Von Petra Neumaier, Karlsfeld

Zwölf Punkte - drei Stunden Diskussion. Dann war der zumindest verfahrenstechnisch erste Grundstein für das "Jahrhundertprojekt" gelegt: Einstimmig hat der Karlsfelder Gemeinderat am Donnerstag die Verwaltung beauftragt, das Verfahren zur Aufstellung des Bebauungsplanes auf dem Ludl-Grundstück einzuleiten. Dabei behielten sich die Räte alle möglichen Varianten offen - von der Höhe der Bebauung über die Nutzung bis hin zum Verkehrskonzept. Wenngleich die meisten Punkte auf der Agenda einstimmig verabschiedet wurden, so wurde dennoch deutlich: Es wird bei den einzelnen Konkretisierungen der bislang nur groben Planung noch viel Diskussionsbedarf geben.

Das Verkehrskonzept

Im Wesentlichen ging es darum, ausreichend Platz für verschiedene Varianten zu reservieren. Gehwege und Radschutzstreifen werden jetzt an den Kreuzungen und Straßenzügen genauso eingeplant, wie ein mögliches "Shared Space Konzept", bei dem weder Gehwege noch Straßen angelegt werden. (Einstimmiger Beschluss.)

Der Brückenschlag

Ursprünglich angedacht war eine Überquerung der stark befahrenen Münchner Straße mittels einer Brücke oder einer Unterführung. Sowohl für das eine als auch für das andere hätte jedoch ein nicht unerheblicher Platz eingeplant werden müssen. Nicht nur deshalb sprach sich unter anderem die CSU-Fraktion gegen diese Varianten aus. Sie möchte außerdem Karlsfeld nicht gänzlich dem durchbrausenden Verkehr überlassen. "Wir sollten erhobenen Hauptes durch die Gemeinde gehen können", erklärte Wolfgang Offenbeck. Gegen eine Stimme wurde schließlich einer ebenerdigen Überquerung zugestimmt. Die Option, eine Brücke einzuplanen, erzielte nur acht von 21 Stimmen, eine Unterführung hatte nur vier Befürworter.

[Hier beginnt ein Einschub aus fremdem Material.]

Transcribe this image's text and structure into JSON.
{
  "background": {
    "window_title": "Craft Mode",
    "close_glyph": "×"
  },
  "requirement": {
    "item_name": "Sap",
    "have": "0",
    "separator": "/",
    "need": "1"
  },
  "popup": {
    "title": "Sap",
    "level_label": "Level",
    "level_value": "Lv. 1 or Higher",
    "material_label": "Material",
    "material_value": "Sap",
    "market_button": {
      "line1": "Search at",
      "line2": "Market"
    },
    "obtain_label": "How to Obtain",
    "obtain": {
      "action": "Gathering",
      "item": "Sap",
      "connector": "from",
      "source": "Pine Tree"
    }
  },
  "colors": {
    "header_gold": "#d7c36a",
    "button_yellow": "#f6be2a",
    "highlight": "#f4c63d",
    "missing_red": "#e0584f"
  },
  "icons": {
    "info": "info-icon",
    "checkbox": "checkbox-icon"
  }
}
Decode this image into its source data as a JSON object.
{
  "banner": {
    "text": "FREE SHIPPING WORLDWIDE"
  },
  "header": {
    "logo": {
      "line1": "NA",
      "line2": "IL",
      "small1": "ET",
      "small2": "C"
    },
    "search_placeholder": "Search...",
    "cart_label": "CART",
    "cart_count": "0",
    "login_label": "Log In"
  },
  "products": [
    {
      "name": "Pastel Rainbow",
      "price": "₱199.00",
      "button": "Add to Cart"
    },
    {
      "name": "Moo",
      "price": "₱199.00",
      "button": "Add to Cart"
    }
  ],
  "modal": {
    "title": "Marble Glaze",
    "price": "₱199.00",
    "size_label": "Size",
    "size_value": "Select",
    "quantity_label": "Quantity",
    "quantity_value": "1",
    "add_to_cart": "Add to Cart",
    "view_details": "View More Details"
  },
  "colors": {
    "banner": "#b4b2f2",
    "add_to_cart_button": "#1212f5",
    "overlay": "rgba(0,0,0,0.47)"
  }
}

Die Nutzung und der Handel

Gegen nur vier Stimmen befürworteten die Gemeinderäte, das gesamte Planungsareal als "urbanes Gebiet" festzusetzen. Diese erst im vergangenen Sommer neu geschaffene Mischform von Wohnraum und Gewerbe soll durch "kurze Wege" unter anderem für weniger Verkehrsbelastung sorgen. "Das ist die Chance für Karlsfeld", warb Bürgermeister Stefan Kolbe (CSU). Wie hoch die beiden Komponenten Wohnen und Gewerbe sein werden, darauf muss sich die Gemeinde noch nicht festlegen. Allerdings meldete Birgit Piroué (Bündnis für Karlsfeld) schon einmal Bedenken an, dass es in einem solchen Mischgebiet lauter als in einem reinen Wohngebiet werden kann. "Nur weil man das Baugebiet finanziell besser vergolden kann, sollte man das nicht auf Kosten der Gesundheit der Bewohner tun", erklärte sie. Hingegen argumentierte Geograf und Berater Christian Hörmann, dass die Gemeinde bei der Ausweisung eines urbanen Gebietes bestmöglich reagieren könne. Und auch Architekt Klaus Kehrbaum versprach, das Gebiet durch diese Form nicht bis zum Letzten zu verdichten. "Wir planen eine verträgliche Mischung von Wohnen, Versorgung und Freizeit."

Das Wohnen

Für das gesamte Planungsgebiet wird die Richtlinie der Sozialen Bodennutzung umgesetzt Demnach müssen 30 Prozent der Wohnfläche in einen geförderten oder sozialen Wohnungsbau umgesetzt werden.

Alter Gebäudebestand

Völlig unstrittig ist bei den Gemeinderäten der Verbleib der Ludl-Kapelle an ihrem Standort. Um ihr den gebührenden Raum zu geben, wurde die gesamte Bebauung ein Stück zurückversetzt. Das denkmalgeschützte Kleinod soll künftig in einer Grünfläche gebettet sein. Noch unklar ist hingegen der Verbleib des Sommerhauses und der Hofstelle. Beschlossen wurde zwar einstimmig, dass beide abgetragen werden, damit das Areal überplant werden kann. Jedoch soll das Sommerhaus auf jeden Fall erhalten und lediglich umgesetzt werden. Besonders Franz Trinkl (SPD) hatte sich dafür eingesetzt, dass das Sommerhaus nicht "weggeschmissen" und der Wille der Bürger umgesetzt wird, das hölzerne Gebäude zu erhalten. Trotz der "Wichtigkeit historischen Bewusstseins" plädierte Andreas Froschmayer (CSU) jedoch dafür, die Zukunft von Karlsfeld nicht mit den alten Gebäuden zu belasten. "Wenn man eine gute Nutzung zu hinnehmbaren Kosten findet, ist es gut, sonst hat es keinen Sinn." Das gesamte Ensemble an Ort und Stelle zu belassen und in die neue Bebauung zu integrieren, hielt der beauftrage Architekt Dietmar Sandler für nicht praktikabel. Durch einen erforderlichen Abstand um die Gebäude in Höhe von 20 bis 50 Metern würde zu viel Fläche verloren.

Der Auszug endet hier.